Attraversa il porto con passo rapido, lo sguardo che si muove costantemente tra i malati, i sani, le strutture ancora incompiute. In pochi istanti individua ciò che serve, ciò che manca, ciò che va corretto. Non alza la voce, ma chiunque le sia vicino finisce per ascoltarla.
Passa al magazzino del porto, il luogo ideale che l'Ubara Tani aveva individuato per il raccogliemnto dei malati, ne studia l'ampiezza e come, chi era stato colpito dal morbo, era stato sistemato. Annuisce prima di uscire dala struttura per individuare il luogo idoneo da destinare invece a chi si sospettava potesse essere stato contagiato, ed effettivamente individua una zona abbastanza distante dal passaggio principale, ma accessibile. È lì che decide. “Qui sistemeremo i sospetti malati.” Non aspetta approvazioni. Non ce n’è bisogno.
Le persone iniziano a muoversi attorno a lei, e Yasirah li guida uno a uno, senza fretta ma senza esitazioni. Fa portare pelli da stendere a terra, controllandone lo stato con un rapido sguardo, scartando quelle troppo sporche. Fa recuperare stracci, lino, qualsiasi tessuto possa essere usato come benda. Nulla viene sprecato, tutto viene destinato a uno scopo preciso.
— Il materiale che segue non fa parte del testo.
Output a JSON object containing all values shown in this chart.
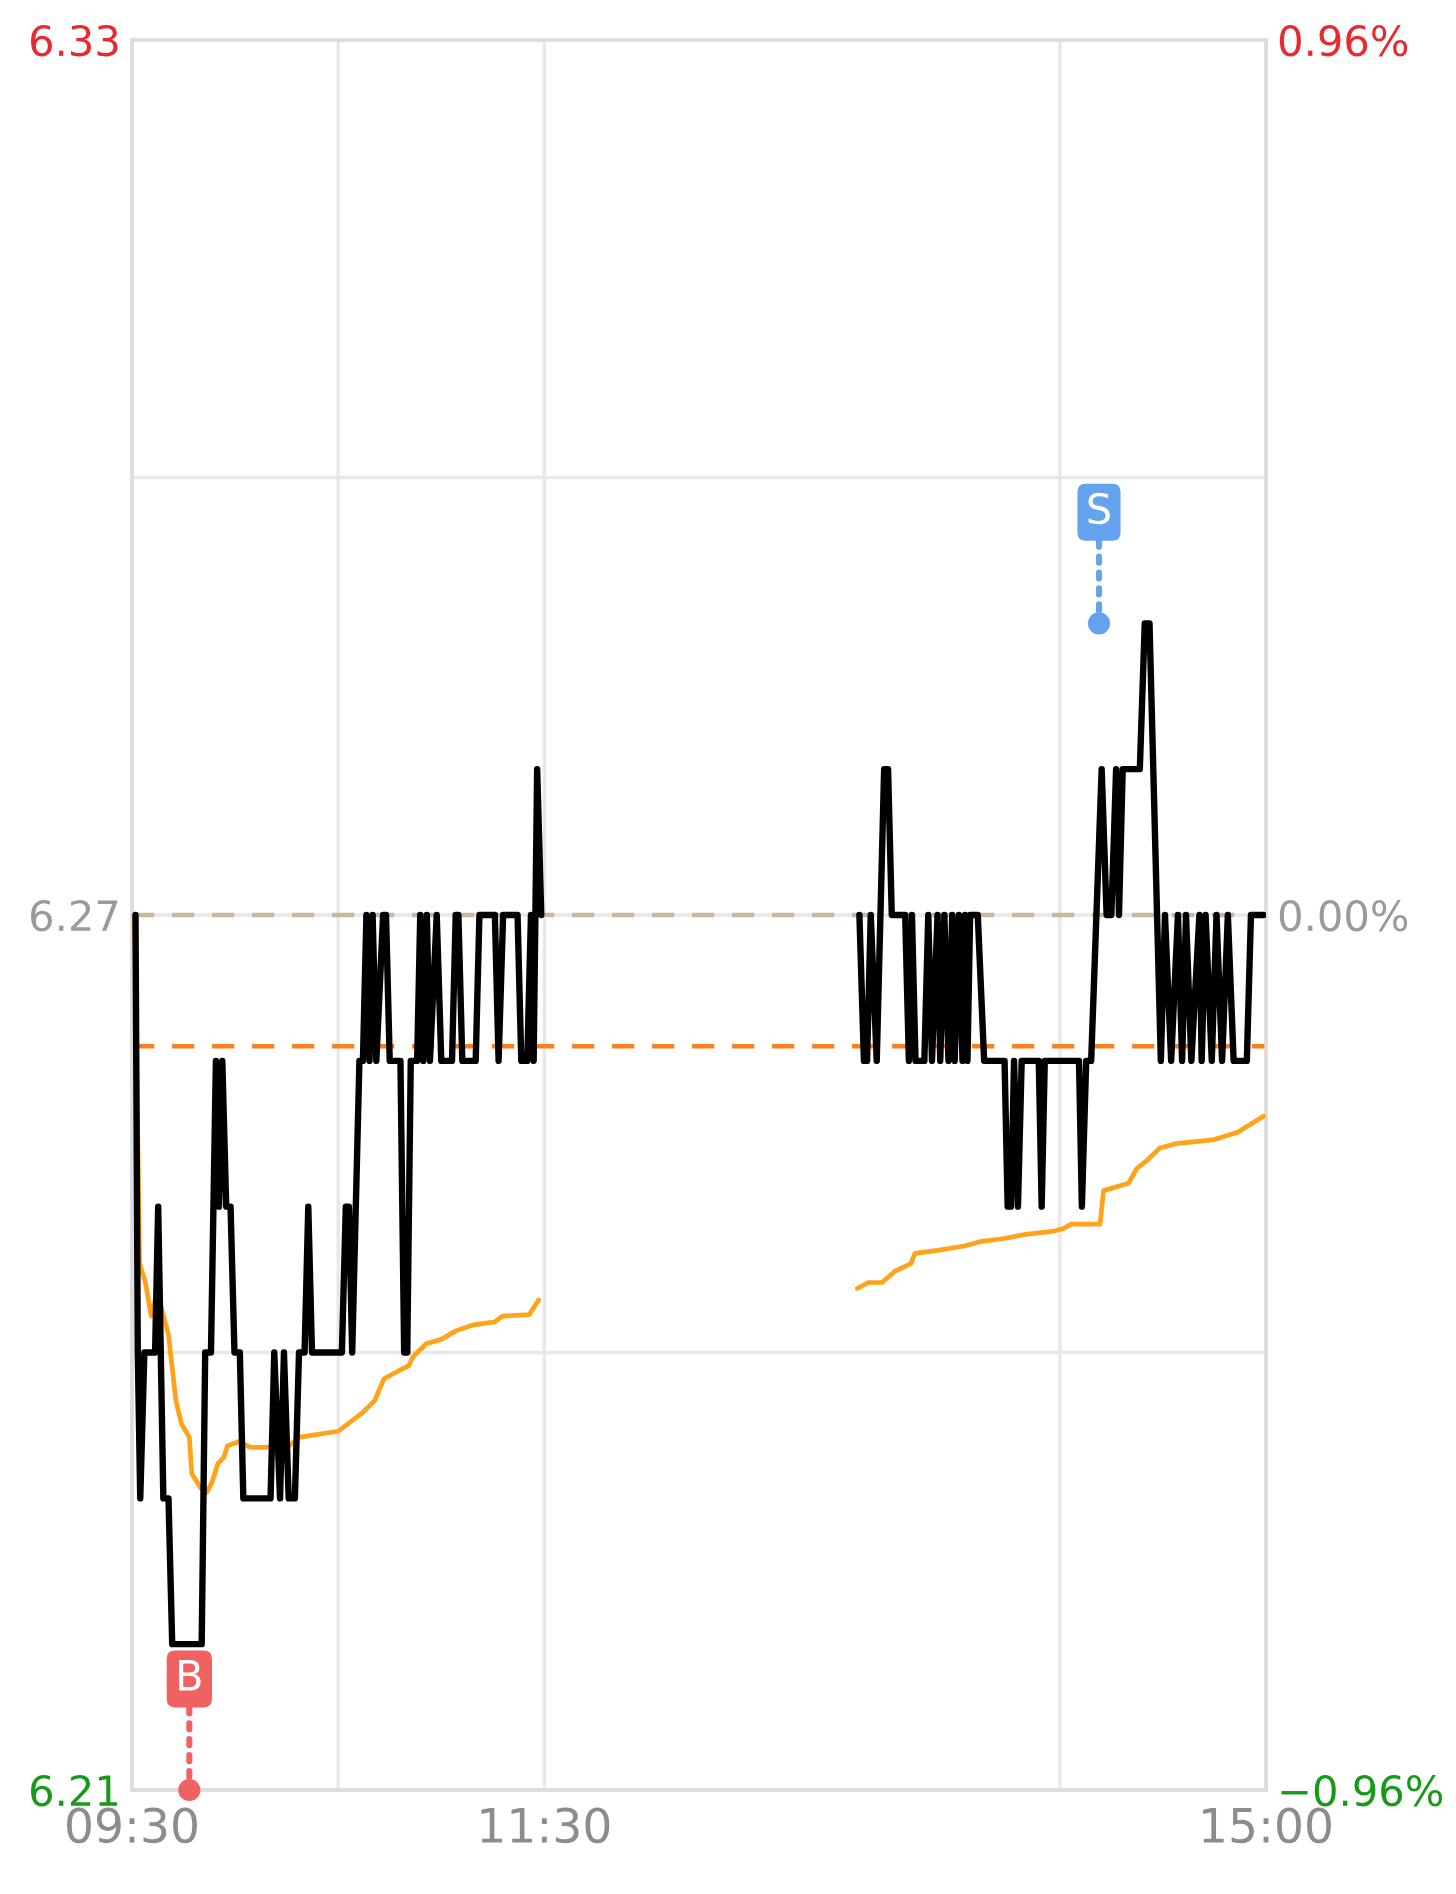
{
  "chart_data": {
    "type": "line",
    "xlim": [
      9.5,
      15
    ],
    "xticks": [
      {
        "value": 9.5,
        "label": "09:30"
      },
      {
        "value": 10.5,
        "label": null
      },
      {
        "value": 11.5,
        "label": "11:30"
      },
      {
        "value": 14,
        "label": null
      },
      {
        "value": 15,
        "label": "15:00"
      }
    ],
    "ylim": [
      6.21,
      6.33
    ],
    "yticks": [
      6.21,
      {
        "value": 6.24,
        "label": null
      },
      6.27,
      {
        "value": 6.3,
        "label": null
      },
      6.33
    ],
    "y2lim": [
      -0.96,
      0.96
    ],
    "y2ticks": [
      {
        "value": -0.96,
        "label": "−0.96%"
      },
      {
        "value": 0,
        "label": "0.00%"
      },
      {
        "value": 0.96,
        "label": "0.96%"
      }
    ],
    "grid": true,
    "series": [
      {
        "color": "#000000",
        "x": [
          9.517,
          9.528,
          9.54,
          9.56,
          9.612,
          9.627,
          9.652,
          9.677,
          9.695,
          9.838,
          9.855,
          9.883,
          9.907,
          9.922,
          9.938,
          9.957,
          9.978,
          9.997,
          10.023,
          10.04,
          10.172,
          10.19,
          10.218,
          10.237,
          10.26,
          10.29,
          10.31,
          10.337,
          10.355,
          10.373,
          10.518,
          10.537,
          10.552,
          10.568,
          10.603,
          10.62,
          10.637,
          10.652,
          10.667,
          10.685,
          10.718,
          10.732,
          10.75,
          10.802,
          10.82,
          10.835,
          10.852,
          10.883,
          10.898,
          10.913,
          10.93,
          10.945,
          10.978,
          11,
          11.052,
          11.07,
          11.083,
          11.102,
          11.167,
          11.185,
          11.26,
          11.278,
          11.3,
          11.37,
          11.388,
          11.417,
          11.435,
          11.448,
          11.465,
          11.485,
          12.25,
          13.028,
          13.05,
          13.065,
          13.083,
          13.112,
          13.148,
          13.167,
          13.185,
          13.25,
          13.268,
          13.283,
          13.3,
          13.343,
          13.362,
          13.38,
          13.407,
          13.42,
          13.44,
          13.46,
          13.478,
          13.49,
          13.51,
          13.528,
          13.54,
          13.552,
          13.565,
          13.602,
          13.633,
          13.732,
          13.747,
          13.763,
          13.778,
          13.797,
          13.815,
          13.898,
          13.912,
          13.927,
          14.093,
          14.107,
          14.128,
          14.152,
          14.203,
          14.227,
          14.25,
          14.273,
          14.287,
          14.305,
          14.388,
          14.412,
          14.435,
          14.49,
          14.51,
          14.54,
          14.573,
          14.593,
          14.612,
          14.638,
          14.677,
          14.688,
          14.707,
          14.737,
          14.76,
          14.787,
          14.815,
          14.843,
          14.907,
          14.927,
          14.988
        ],
        "values": [
          6.27,
          6.24,
          6.23,
          6.24,
          6.24,
          6.25,
          6.23,
          6.23,
          6.22,
          6.22,
          6.24,
          6.24,
          6.26,
          6.25,
          6.26,
          6.25,
          6.25,
          6.24,
          6.24,
          6.23,
          6.23,
          6.24,
          6.23,
          6.24,
          6.23,
          6.23,
          6.24,
          6.24,
          6.25,
          6.24,
          6.24,
          6.25,
          6.25,
          6.24,
          6.26,
          6.26,
          6.27,
          6.26,
          6.27,
          6.26,
          6.27,
          6.27,
          6.26,
          6.26,
          6.24,
          6.24,
          6.26,
          6.26,
          6.27,
          6.26,
          6.27,
          6.26,
          6.27,
          6.26,
          6.26,
          6.27,
          6.27,
          6.26,
          6.26,
          6.27,
          6.27,
          6.26,
          6.27,
          6.27,
          6.26,
          6.26,
          6.27,
          6.26,
          6.28,
          6.27,
          null,
          6.27,
          6.26,
          6.26,
          6.27,
          6.26,
          6.28,
          6.28,
          6.27,
          6.27,
          6.26,
          6.27,
          6.26,
          6.26,
          6.27,
          6.26,
          6.27,
          6.26,
          6.27,
          6.26,
          6.27,
          6.26,
          6.27,
          6.26,
          6.27,
          6.26,
          6.27,
          6.27,
          6.26,
          6.26,
          6.25,
          6.25,
          6.26,
          6.25,
          6.26,
          6.26,
          6.25,
          6.26,
          6.26,
          6.25,
          6.26,
          6.26,
          6.28,
          6.27,
          6.27,
          6.28,
          6.27,
          6.28,
          6.28,
          6.29,
          6.29,
          6.26,
          6.27,
          6.26,
          6.27,
          6.26,
          6.27,
          6.26,
          6.27,
          6.26,
          6.27,
          6.26,
          6.27,
          6.26,
          6.27,
          6.26,
          6.26,
          6.27,
          6.27
        ]
      },
      {
        "color": "#ffa31a",
        "x": [
          9.512,
          9.537,
          9.565,
          9.593,
          9.612,
          9.638,
          9.677,
          9.713,
          9.74,
          9.778,
          9.79,
          9.833,
          9.862,
          9.888,
          9.917,
          9.945,
          9.963,
          10.018,
          10.073,
          10.148,
          10.26,
          10.315,
          10.5,
          10.62,
          10.677,
          10.722,
          10.787,
          10.843,
          10.862,
          10.927,
          11,
          11.073,
          11.157,
          11.26,
          11.297,
          11.427,
          11.472,
          12.25,
          13.018,
          13.073,
          13.138,
          13.203,
          13.278,
          13.297,
          13.407,
          13.537,
          13.612,
          13.722,
          13.833,
          13.963,
          14.018,
          14.055,
          14.195,
          14.212,
          14.333,
          14.372,
          14.417,
          14.483,
          14.555,
          14.75,
          14.862,
          14.988
        ],
        "values": [
          6.27,
          6.2461,
          6.2448,
          6.2425,
          6.2436,
          6.2433,
          6.2412,
          6.2367,
          6.2351,
          6.2342,
          6.2317,
          6.2307,
          6.2304,
          6.2311,
          6.2324,
          6.2328,
          6.2336,
          6.2339,
          6.2335,
          6.2335,
          6.2336,
          6.2342,
          6.2346,
          6.2359,
          6.2367,
          6.2382,
          6.2387,
          6.2391,
          6.2397,
          6.2406,
          6.2409,
          6.2415,
          6.2419,
          6.2421,
          6.2425,
          6.2426,
          6.2436,
          null,
          6.2444,
          6.2448,
          6.2448,
          6.2456,
          6.2461,
          6.2468,
          6.247,
          6.2473,
          6.2476,
          6.2478,
          6.2481,
          6.2483,
          6.2485,
          6.2488,
          6.2488,
          6.2511,
          6.2516,
          6.2526,
          6.2531,
          6.254,
          6.2543,
          6.2546,
          6.2551,
          6.2562
        ]
      },
      {
        "type": "scatter",
        "name": "B",
        "color": "#f06262",
        "x": [
          9.778
        ],
        "values": [
          6.21
        ]
      },
      {
        "type": "scatter",
        "name": "S",
        "color": "#66a3ef",
        "x": [
          14.19
        ],
        "values": [
          6.29
        ]
      }
    ],
    "ref_lines": [
      {
        "axis": "y",
        "value": 6.27,
        "color": "#c8b89e",
        "line_style": "dashed"
      },
      {
        "axis": "y",
        "value": 6.261,
        "color": "#ff7f1e",
        "line_style": "dashed"
      }
    ]
  }
}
Quando vede una kajira con dell’acqua tra le mani, la ferma con un gesto deciso. Non c’è durezza nelle sue parole o nei suoi modi, ma non c’è spazio per l’errore. Le spiega, con poche parole, che da quel momento ogni acqua dovrà essere bollita prima di essere usata, e indica chiaramente dove dovranno essere posizionati i fuochi e i recipienti. Catini, brocche, qualsiasi contenitore utile viene fatto convergere verso un unico punto, sotto controllo.
Si abbassa accanto ad alcuni malati che vengono portati nel magazzino, verificando rapidamente le condizioni di ciascuno. Chi delira viene sistemato tra i più gravi, chi riesce ancora a rispondere viene tenuto separato, osservato con attenzione. Non lascia che vengano mescolati. Non più.
Le kajire vengono richiamate ancora, questa volta per un compito diverso. Yasirah spiega loro come preparare brodi leggeri, caldi, qualcosa che possa sostenere chi è ancora in grado di nutrirsi senza affaticare il corpo già provato dalla febbre. Raccomanda loro di non forzare chi non riesce a bere, di procedere a piccoli sorsi, con pazienza.
Nel frattempo richiama chiunque si trovi a lavorare vicino ai malati. Indica il volto, la bocca, le mani. Ordina che vengano coperti. Che usino stoffe, pelli, qualsiasi cosa pur di non entrare a contatto diretto. Non è una precauzione opzionale, è una necessità.
Quando il primo accenno di ordine inizia finalmente a prendere forma, Yasirah si sposta verso i margini della città, dove il fumo si alza più denso. Le pire sono già state preparate, ma non si fida. Non ancora.
Si avvicina ai corpi, uno per uno, controllando ciò che deve essere controllato: respiro, battito, segni di vita. Non lascia spazio al dubbio. Solo quando è certa, annuisce appena e dà il suo consenso.
Spiega con chiarezza che nessun corpo dovrà essere bruciato senza verifica, e che le pire dovranno restare lontane dall’acqua, lontane da qualsiasi fonte che possa contaminarsi ulteriormente.
Non si ferma nemmeno lì. Non guarda il fuoco più del necessario.
Torna indietro. Sempre indietro, verso i vivi.
Il campo che aveva indicato poco prima ora inizia a respirare in modo diverso. Le pelli sono stese, l’acqua viene portata, i malati vengono separati come aveva stabilito. Non è ancora ordine perfetto, ma è un inizio. Ed è sufficiente.
Yasirah si muove tra loro senza sosta, correggendo, indicando, intervenendo dove serve. Non alza mai la voce, ma nessuno, ormai, la ignora. Non si ferma. Non rallenta. Shiprock è malata e lei ha appena iniziato a curarla.